I have surface pro 3 and the latest version of Skype.
All Windows updates installed and up to date.
I am unable to record a video message on Skype. 
When i click on Send video message all i get is a spinning circle in middle of screen and a box that says " looking good start recording"...nothing happens.
My camera works perfectly when i have a video call.
Can someone please shed some light on why this is happening?
Vera.


----------



## Masterchiefxx17 (Feb 27, 2010)

Hi and Welcome to TSF!

Make sure your running the latest drivers for the Surface:

Download Surface Pro 3, Surface Pro 2, and Surface Pro firmware and driver packs from Official Microsoft Download Center


----------



## clover65 (Mar 5, 2005)

I downloaded all those, but none of them seem to apply to my problem.


----------



## clover65 (Mar 5, 2005)

I have just installed my logitech camera, and it works just fine with Skype to send video messages. I cannot understand how Microsoft can put out Surface pro3 with inbuilt camera, which does not work properly with microsoft owned Skype.


----------



## Masterchiefxx17 (Feb 27, 2010)

How do other video recording work? Do they see the camera?
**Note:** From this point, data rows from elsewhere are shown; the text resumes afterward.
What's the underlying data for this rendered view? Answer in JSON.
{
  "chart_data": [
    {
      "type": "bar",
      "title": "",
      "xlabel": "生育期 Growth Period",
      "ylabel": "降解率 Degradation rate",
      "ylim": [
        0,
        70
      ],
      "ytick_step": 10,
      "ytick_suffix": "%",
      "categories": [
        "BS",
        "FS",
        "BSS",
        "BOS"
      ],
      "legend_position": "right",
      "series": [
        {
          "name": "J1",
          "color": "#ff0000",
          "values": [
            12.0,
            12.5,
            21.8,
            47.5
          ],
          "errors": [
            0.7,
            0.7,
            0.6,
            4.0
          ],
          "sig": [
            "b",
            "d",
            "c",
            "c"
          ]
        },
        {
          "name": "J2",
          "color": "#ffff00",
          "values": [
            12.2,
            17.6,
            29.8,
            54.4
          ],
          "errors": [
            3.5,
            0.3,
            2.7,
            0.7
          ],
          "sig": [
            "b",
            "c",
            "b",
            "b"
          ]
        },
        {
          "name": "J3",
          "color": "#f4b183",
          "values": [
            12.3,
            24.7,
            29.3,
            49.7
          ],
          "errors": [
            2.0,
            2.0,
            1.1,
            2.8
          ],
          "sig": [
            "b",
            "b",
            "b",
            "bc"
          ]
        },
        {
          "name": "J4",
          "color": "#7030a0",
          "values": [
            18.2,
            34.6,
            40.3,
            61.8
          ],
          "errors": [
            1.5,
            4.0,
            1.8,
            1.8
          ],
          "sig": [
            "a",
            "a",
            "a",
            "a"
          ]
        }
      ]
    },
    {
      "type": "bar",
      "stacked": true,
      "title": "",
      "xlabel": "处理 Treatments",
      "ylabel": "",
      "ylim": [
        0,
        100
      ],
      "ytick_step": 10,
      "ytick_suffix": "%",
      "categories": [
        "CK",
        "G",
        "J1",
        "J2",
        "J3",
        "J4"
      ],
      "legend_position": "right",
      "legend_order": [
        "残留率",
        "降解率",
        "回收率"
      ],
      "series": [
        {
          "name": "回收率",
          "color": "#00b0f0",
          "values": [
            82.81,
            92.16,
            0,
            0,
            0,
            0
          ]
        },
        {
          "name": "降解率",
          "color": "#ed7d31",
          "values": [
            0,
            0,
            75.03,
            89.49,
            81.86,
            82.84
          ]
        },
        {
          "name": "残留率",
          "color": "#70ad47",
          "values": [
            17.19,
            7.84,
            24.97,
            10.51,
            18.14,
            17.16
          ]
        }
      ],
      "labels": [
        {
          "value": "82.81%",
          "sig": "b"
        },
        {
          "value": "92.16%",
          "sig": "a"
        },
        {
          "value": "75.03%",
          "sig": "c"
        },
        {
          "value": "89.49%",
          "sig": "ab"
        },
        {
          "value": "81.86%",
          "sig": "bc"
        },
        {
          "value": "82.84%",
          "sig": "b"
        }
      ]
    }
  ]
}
I would attempt and reinstall Skype.


----------



## clover65 (Mar 5, 2005)

The camera works fine with everything else...even to have video call on Skype. It is only the video message it does not work on. I reinstalled Skype and even tried an older version of Skype.


----------



## Masterchiefxx17 (Feb 27, 2010)

Sounds like a bug with Skype then, not the camera.


----------